A Senate hearing about potential military strikes against Syria was dominated by discussion about Iraq. Secretary of State John Kerry promised there would be no ground troops.
The first congressional hearing on President Obama’s request to use military force in Syria showcased the deep and bitter legacy of the Iraq war, as one senator after the other demanded that any authorization specifically rule out any recourse to American boots on the ground.
The Tuesday afternoon hearing of the Senate Foreign Relations Committee revealed the varying concerns of different factions in Congress – concerns that range from wanting any US action to assist the Syrian rebels in bringing down President Bashar al-Assad to worrying that even limited military action could aid America’s enemies, including Al Qaeda elements in Syria.
But the echo of Iraq – and the demand that Syria not become another quagmire – dominated more than three hours of discussion.
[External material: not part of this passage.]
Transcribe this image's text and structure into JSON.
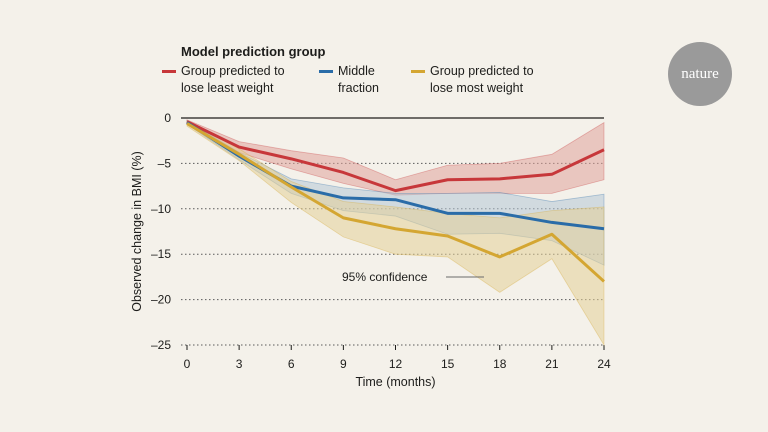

Secretary of State John Kerry acknowledged Iraq's shadow when he said he understood congressional reluctance to authorize the use of force based on intelligence assessments that the Assad regime used chemical weapons against civilians on Aug. 21. He was seated next to Secretary of Defense Chuck Hagel – who, like him, voted as a senator in 2003 to authorize the invasion of Iraq. "We are especially sensitive, Chuck and I, to never again asking any member of Congress to take a vote on faulty intelligence," Secretary Kerry said.